GRAND JUNCTION — Standing in front of the Mesa County Justice Center where a grand jury will weigh possible criminal charges against her, Tina Peters asked about three dozen cheering supporters if they wanted her to “stay and fight” and then announced she will run for a second term as Mesa County Clerk and Recorder.
The rally came on the same day that prosecutors announced that a Mesa County grand jury will investigate allegations that official misconduct by Peters compromised election equipment.
The grand jury, a panel of citizens that can be convened by prosecutors to conduct an investigation and determine whether charges should be filed against someone, accepted the case Wednesday.
Peters, a Republican who was barred from overseeing the 2021 election by the Colorado Secretary of State’s Office, has been under criminal investigation by local, state and federal authorities for months.
Peters has spread baseless claims about the 2020 presidential election being stolen and has been facing scrutiny since she allegedly allowed an unauthorized person to attend a sensitive Dominion Voting Systems software update in May. Photos of passwords taken during the update were then posted online.
“Over the past few months, we have made progress in the multi-agency investigation,” Mesa County District Attorney Dan Rubenstein and Colorado Attorney General Phil Weiser said in a joint written statement Thursday morning. “This investigation will be thorough and guided by the facts and the law.
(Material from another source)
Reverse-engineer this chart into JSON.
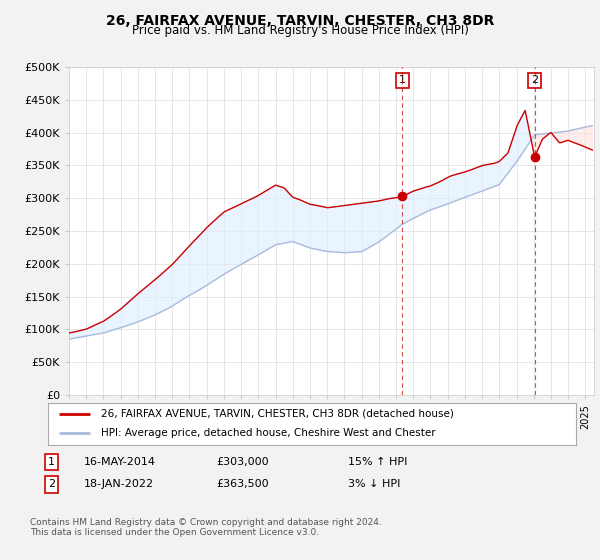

More information will be made available when the prosecutors are ethically and legally permitted to provide additional details. To maintain the impartiality of the investigation, we have no further comment at this time.”
At the rally Thursday afternoon, Peters promised her supporters that new evidence will come out soon to corroborate her allegations that the 2020 election in Mesa County was manipulated by outside forces. She said the new information was not in the first forensic report that she has falsely claimed shows proof of voter fraud.
“No more machines ever!” one of her supporters shouted in response.
Peters said supporters have urged her to run for Colorado Secretary of State, “but my heart is here in Mesa County.”
Peters has continued to work as the county’s clerk and recorder, and is currently barred from overseeing the elections division under a court order that expires at the end of January. This week, Peters rejected a settlement agreement from the Secretary of State’s Office that would have allowed her to return to the division under strict supervision, and would have required her to “completely repudiate, retract and disavow” some of her past statements about election integrity, according to the Grand Junction Daily Sentinel.
“You know what I have to say to this order? I say ‘never,’” Peters told supporters Thursday.
As of Thursday afternoon, Peters had yet to file official paperwork to run for reelection.
Peters also faces campaign finance complaints for raising money during 2021 without declaring her candidacy or establishing a campaign committee, allegedly taking illegal gifts through an unregistered legal defense fund, as well as another complaint alleging she took illegal gifts related to plane flights and lodging for a conference she attended in August without reporting them.
The rally Thursday was filmed by a videographer from Texas, who said he was hired to create a documentary about Peters, although he would not provide further details. Two other videographers from the Western Slope said they were hired by Peters and by Garfield County political activist Sherronna Bishop, who has been at Peters’ side at all her rallies and who is also under criminal investigation.